Le processus d’adhésion à l’UE est au point mort, notamment parce que Belgrade continue de travailler en étroite collaboration avec Moscou
A cette occasion, Vučić a non seulement salué la coopération prévue, qui « apporterait de nombreux avantages économiques à la Serbie », mais a également remercié l’Allemagne pour « avoir ouvert le cluster 3 dans les négociations d’adhésion avec la Serbie et pour avoir soutenu la Serbie sur la voie européenne ». Les négociations d’adhésion entre la Serbie et l’Union européenne, dont le cluster 3 forme un groupe de chapitres relatifs à la compétitivité et à la croissance économique, sont au point mort depuis des années, en partie parce que Belgrade ne s’est pas encore adaptée à la politique étrangère de l’UE comme l’exigeait Bruxelles, mais continue maintenir des relations économiques étroites avec la Russie et ne se rallie pas aux sanctions contre Moscou. En outre, la « normalisation » des relations de la Serbie avec le Kosovo voisin, à laquelle aspire l’UE, est au point mort. Et la récente gestion par Belgrade des manifestations dans son propre pays soulève de nouveaux doutes sur l’état de sa démocratie et de l’État de droit.
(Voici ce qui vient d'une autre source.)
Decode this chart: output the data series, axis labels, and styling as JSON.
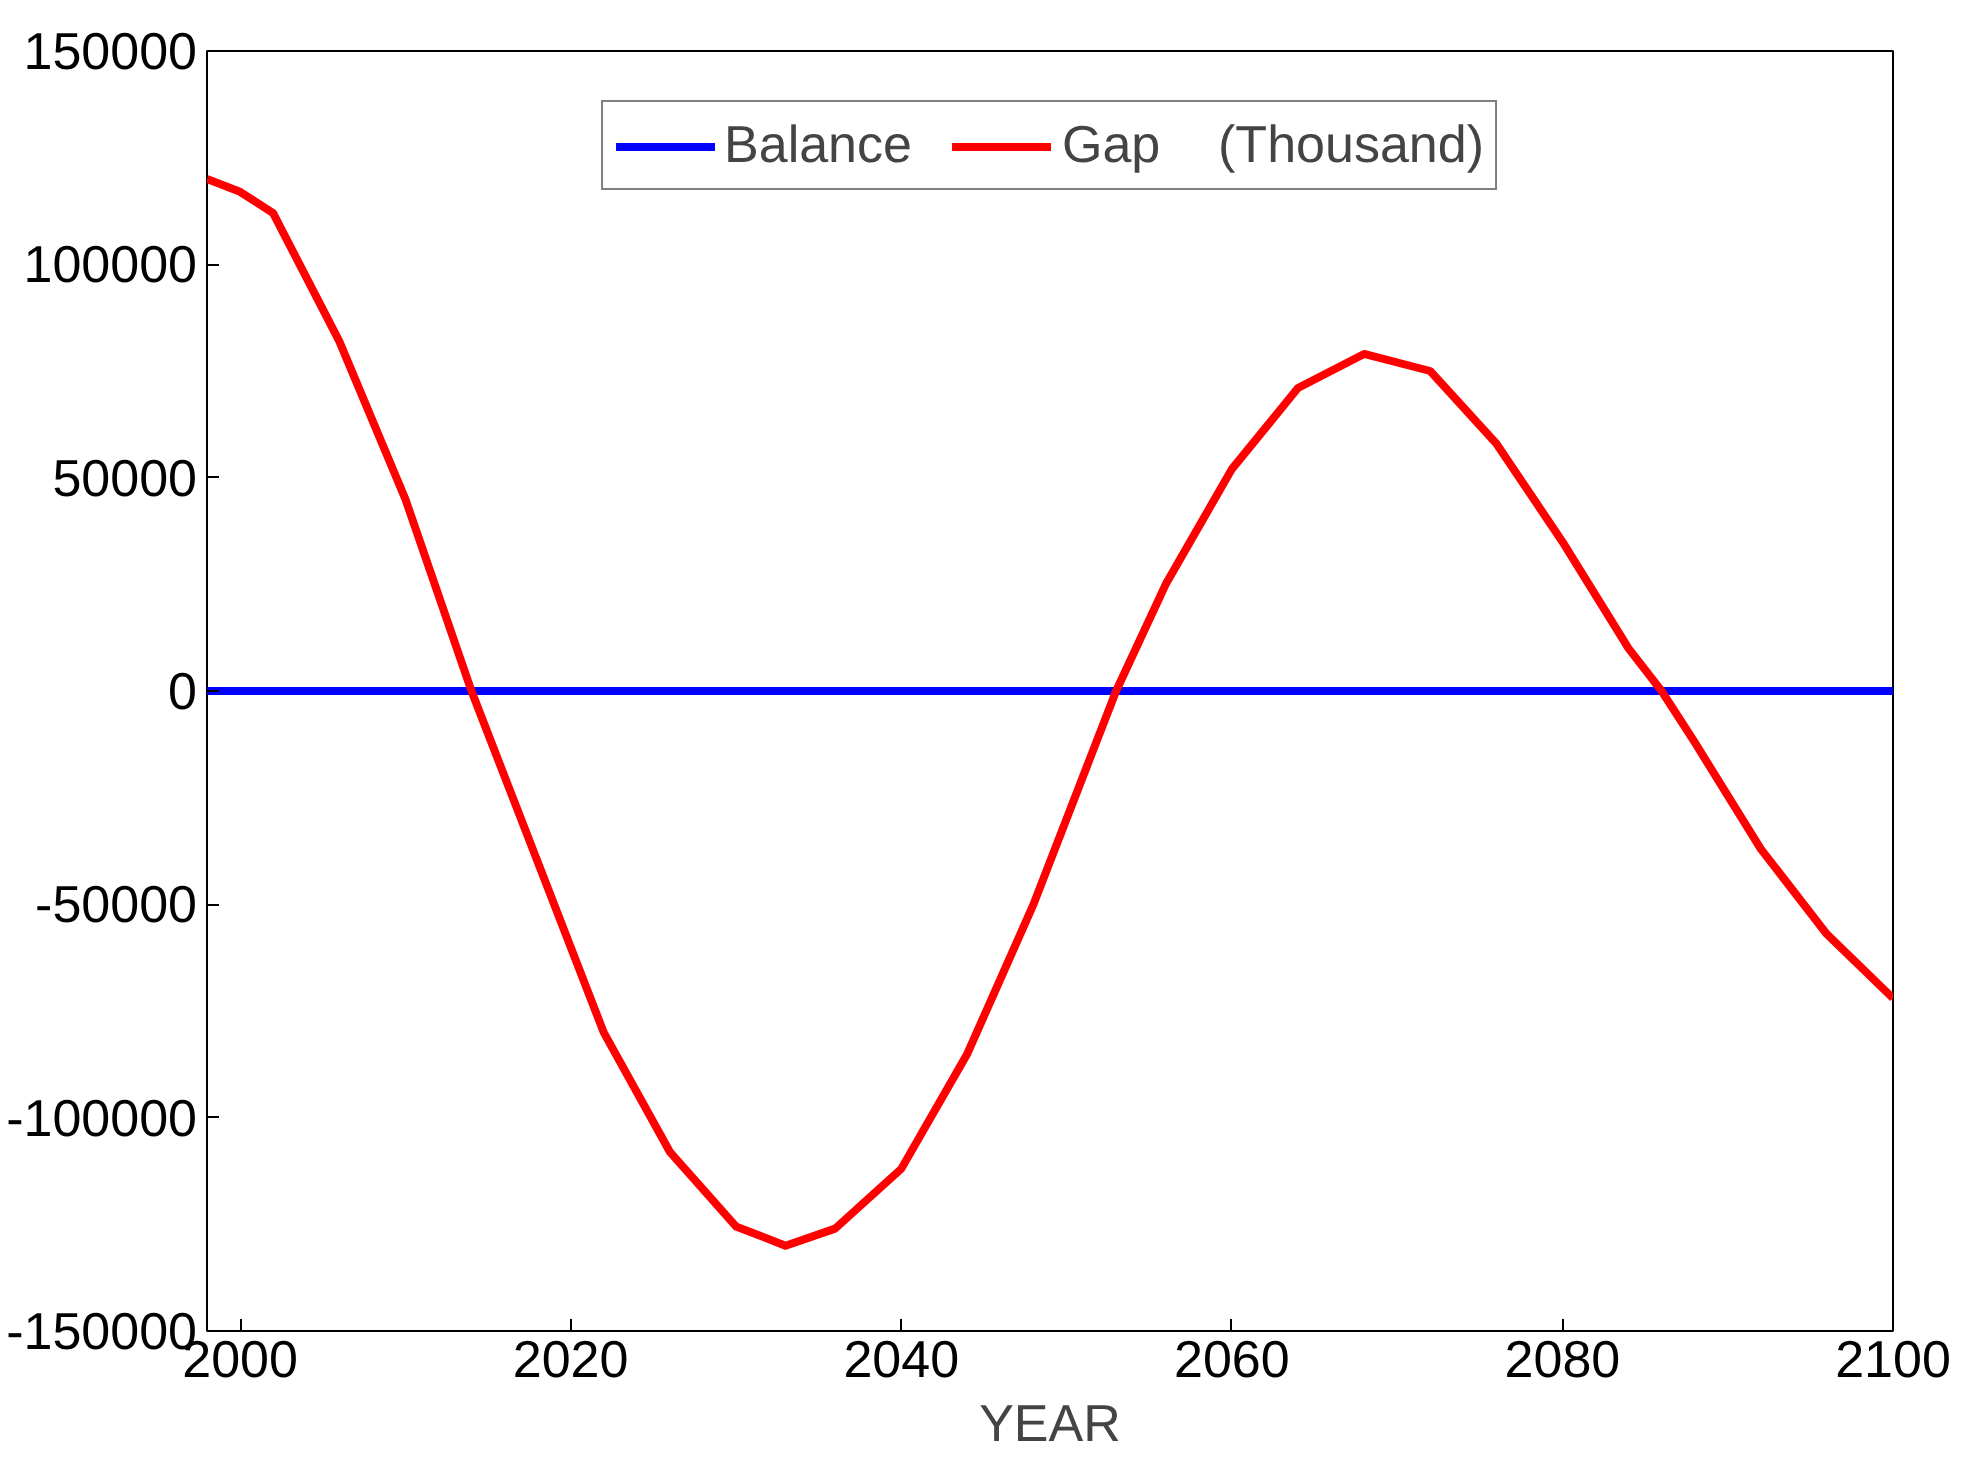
{
  "chart_data": {
    "type": "line",
    "xlabel": "YEAR",
    "xlim": [
      1998,
      2100
    ],
    "ylim": [
      -150000,
      150000
    ],
    "xticks": [
      2000,
      2020,
      2040,
      2060,
      2080,
      2100
    ],
    "yticks": [
      -150000,
      -100000,
      -50000,
      0,
      50000,
      100000,
      150000
    ],
    "grid": false,
    "legend": "top",
    "line_style": "solid",
    "marker": "none",
    "series": [
      {
        "name": "Balance",
        "color": "#0000ff",
        "x": [
          1998,
          2100
        ],
        "values": [
          0,
          0
        ]
      },
      {
        "name": "Gap    (Thousand)",
        "color": "#ff0000",
        "x": [
          1998,
          2000,
          2002,
          2006,
          2010,
          2014,
          2018,
          2022,
          2026,
          2030,
          2033,
          2036,
          2040,
          2044,
          2048,
          2052,
          2053,
          2056,
          2060,
          2064,
          2068,
          2072,
          2076,
          2080,
          2084,
          2086,
          2088,
          2092,
          2096,
          2100
        ],
        "values": [
          120000,
          117000,
          112000,
          82000,
          45000,
          0,
          -40000,
          -80000,
          -108000,
          -125500,
          -130000,
          -126000,
          -112000,
          -85000,
          -50000,
          -10000,
          0,
          25000,
          52000,
          71000,
          79000,
          75000,
          58000,
          35000,
          10000,
          0,
          -12000,
          -37000,
          -57000,
          -72000
        ]
      }
    ]
  }
}
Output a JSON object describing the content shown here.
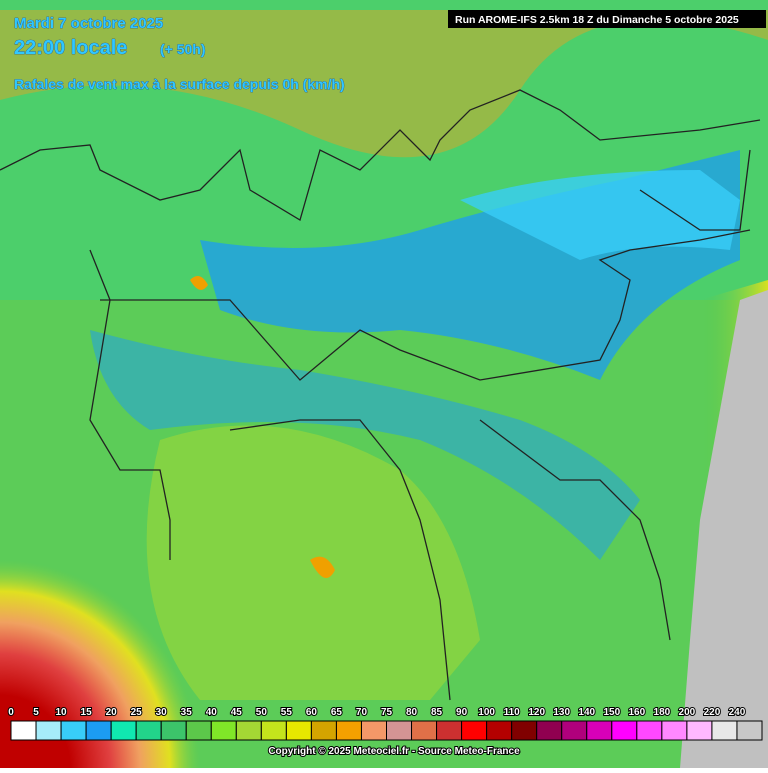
{
  "header": {
    "date": "Mardi 7 octobre 2025",
    "time": "22:00 locale",
    "offset": "(+ 50h)",
    "subtitle": "Rafales de vent max à la surface depuis 0h (km/h)",
    "run": "Run AROME-IFS 2.5km 18 Z du Dimanche 5 octobre 2025"
  },
  "legend": {
    "items": [
      {
        "label": 0,
        "color": "#ffffff"
      },
      {
        "label": 5,
        "color": "#a6ecfa"
      },
      {
        "label": 10,
        "color": "#38cdf8"
      },
      {
        "label": 15,
        "color": "#1c9cf2"
      },
      {
        "label": 20,
        "color": "#10e8b0"
      },
      {
        "label": 25,
        "color": "#22d48a"
      },
      {
        "label": 30,
        "color": "#3cc46a"
      },
      {
        "label": 35,
        "color": "#5cc84a"
      },
      {
        "label": 40,
        "color": "#80e628"
      },
      {
        "label": 45,
        "color": "#a4d834"
      },
      {
        "label": 50,
        "color": "#c4e41c"
      },
      {
        "label": 55,
        "color": "#e6e800"
      },
      {
        "label": 60,
        "color": "#d4a400"
      },
      {
        "label": 65,
        "color": "#f4a000"
      },
      {
        "label": 70,
        "color": "#f49868"
      },
      {
        "label": 75,
        "color": "#d49494"
      },
      {
        "label": 80,
        "color": "#e07048"
      },
      {
        "label": 85,
        "color": "#cc3030"
      },
      {
        "label": 90,
        "color": "#ff0000"
      },
      {
        "label": 100,
        "color": "#b40000"
      },
      {
        "label": 110,
        "color": "#800000"
      },
      {
        "label": 120,
        "color": "#900050"
      },
      {
        "label": 130,
        "color": "#b0007c"
      },
      {
        "label": 140,
        "color": "#d800b8"
      },
      {
        "label": 150,
        "color": "#ff00ff"
      },
      {
        "label": 160,
        "color": "#ff48ff"
      },
      {
        "label": 180,
        "color": "#ff88ff"
      },
      {
        "label": 200,
        "color": "#ffb8ff"
      },
      {
        "label": 220,
        "color": "#e8e8e8"
      },
      {
        "label": 240,
        "color": "#c8c8c8"
      }
    ]
  },
  "footer": "Copyright © 2025 Meteociel.fr - Source Meteo-France"
}
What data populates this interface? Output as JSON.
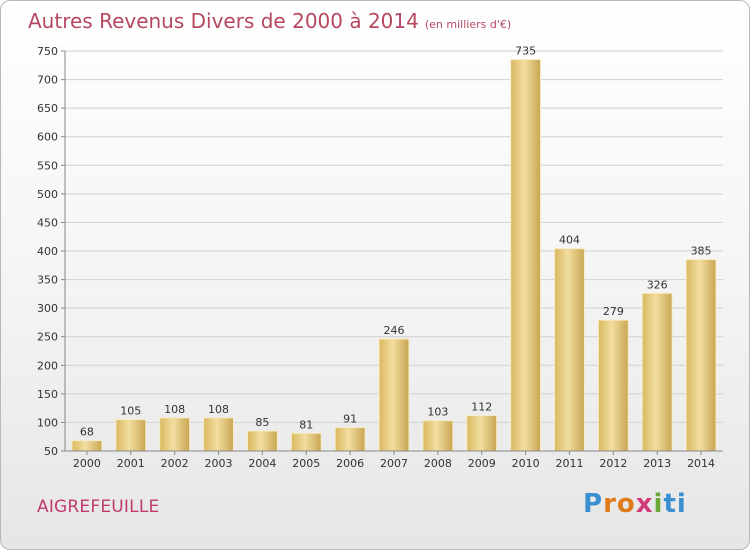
{
  "title": "Autres Revenus Divers de 2000 à 2014",
  "unit": "(en milliers d'€)",
  "commune": "AIGREFEUILLE",
  "brand": {
    "letters": [
      "P",
      "r",
      "o",
      "x",
      "i",
      "t",
      "i"
    ],
    "colors": [
      "#3a8fd0",
      "#e07b1a",
      "#e07b1a",
      "#d23a7a",
      "#6aa838",
      "#3a8fd0",
      "#3a8fd0"
    ]
  },
  "chart_data": {
    "type": "bar",
    "title": "Autres Revenus Divers de 2000 à 2014",
    "subtitle": "(en milliers d'€)",
    "categories": [
      "2000",
      "2001",
      "2002",
      "2003",
      "2004",
      "2005",
      "2006",
      "2007",
      "2008",
      "2009",
      "2010",
      "2011",
      "2012",
      "2013",
      "2014"
    ],
    "values": [
      68,
      105,
      108,
      108,
      85,
      81,
      91,
      246,
      103,
      112,
      735,
      404,
      279,
      326,
      385
    ],
    "ylim": [
      50,
      750
    ],
    "yticks": [
      50,
      100,
      150,
      200,
      250,
      300,
      350,
      400,
      450,
      500,
      550,
      600,
      650,
      700,
      750
    ],
    "grid": true,
    "bar_color": "#e8cf86"
  }
}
Le processus d’adhésion est-il réellement entré dans une nouvelle phase, comme l’a suggéré Vučić à Freiberg ? Apparemment non : une réponse du ministère des Affaires étrangères au député Thomas Hacker, porte-parole pour la politique européenne et rapporteur pour les Balkans occidentaux du groupe parlementaire FDP, montre qu’aucune décision n’a encore été prise au sein de l’UE concernant l’ouverture éventuelle du cluster 3. Et il est plus que discutable que cela se produise réellement ; Dans de nombreux États membres, les inquiétudes concernant l’état de la démocratie et de l’État de droit en Serbie prédominent. Une porte-parole du gouvernement fédéral confirme que le Conseil européen « n’a pas encore décidé de l’ouverture du Cluster 3 » ; Cela se fait “dans le cadre du processus d’adhésion à l’UE basé sur les résultats et sur la base de la recommandation (positive) de la Commission européenne”. Le président serbe Vučić était évidemment quelque peu prématuré à Freiberg en présence du chancelier Scholz.
Thomas Hacker, qui est également vice-président de la Southeast Europe Society, y voit un « signal très important indiquant que la matière première, le lithium, n’a pas réussi à combler les déficits démocratiques existants en Serbie ».